Define Risk Upfront: Hard Stops, Partial Takes, Trailing Structure
Raja Banks treats the stop as the first decision, not the last resort. He picks the invalidation swing before he even thinks about size, places a hard stop there, and refuses to move it once the trade is live. First partials are mechanical—at 1R or the opposing session level—to turn open risk into banked profit. Only after paying himself does Raja shift to break-even and let the idea prove it deserves more time.
Kyle (JadeCapFX) mirrors that discipline on gold by trailing behind fresh M15 structure instead of arbitrary pip counts. If the price closes back through the origin zone with momentum, he dumps the position without debate and waits for a new setup. He won’t “average down,” and he cancels entries the moment spread or candle behavior invalidates the edge he planned to trade. Both Raja Banks and Kyle make the same point in practice: define the loss, automate the first win, and trail what’s left so trend days can carry your week. That simple sequence protects the downside and gives upside room to breathe.

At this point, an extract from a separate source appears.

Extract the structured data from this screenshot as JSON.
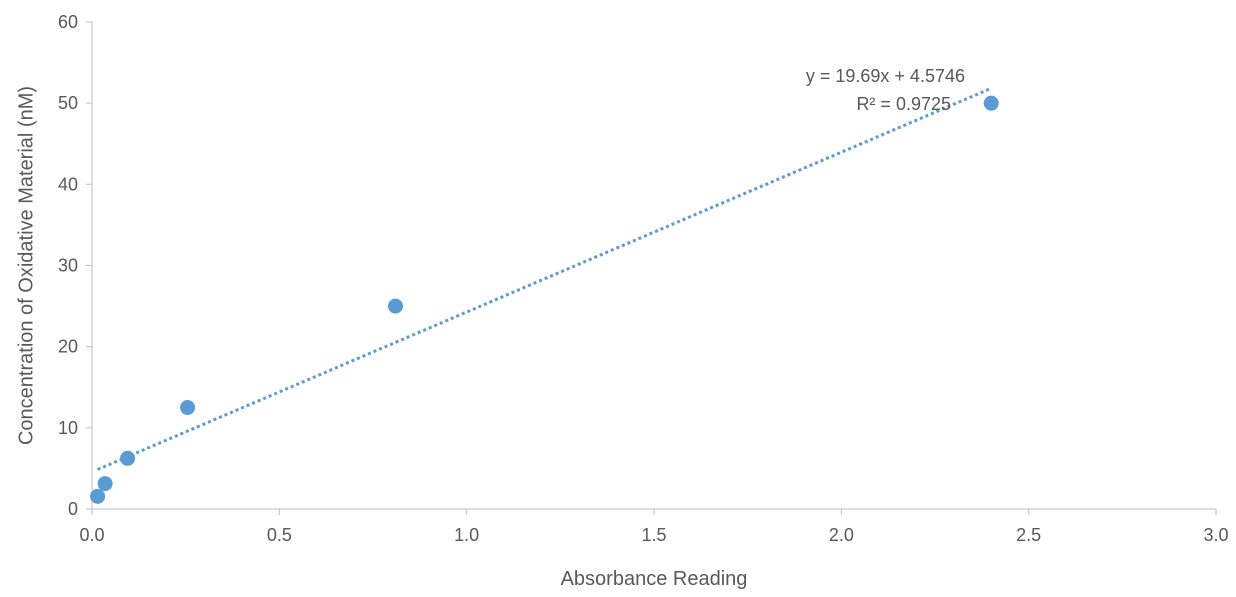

In the end, Raja Banks and Kyle (JadeCapFX) keep proving that consistency is built on rules you can execute every day: fixed-R risk, a hard daily max, and zero martingale. They map the weekly/daily levels, wait for a body-close break, retest, and a clean market-structure shift, then anchor stops at the true invalidation—not a hope. Volatility sets the throttle: when ATR expands, they shrink size and let stops breathe; when it contracts, they normalize size and tighten targets. News is treated as a timing factor, not a crystal ball—no new risk into tier-1 releases, and no fighting the first clean post-print expansion.
Their edge is also how they manage the business of trading. Paritals at 1R turn open risk into banked profit, break-even shifts protect equity, and trailing behind fresh structure lets trend days carry the week. They diversify across playbooks, instruments, and holding times to smooth the curve, avoid stacking correlated bets, and respect prop constraints with hard platform stops and daily caps. Most importantly, they journal like operators—tagging session, setup, wick context, and outcomes—then cut what’s not working and size only after green stretches. The lesson is simple: trade the mechanics, respect volatility, define risk first, and let discipline—not prediction—compound your account.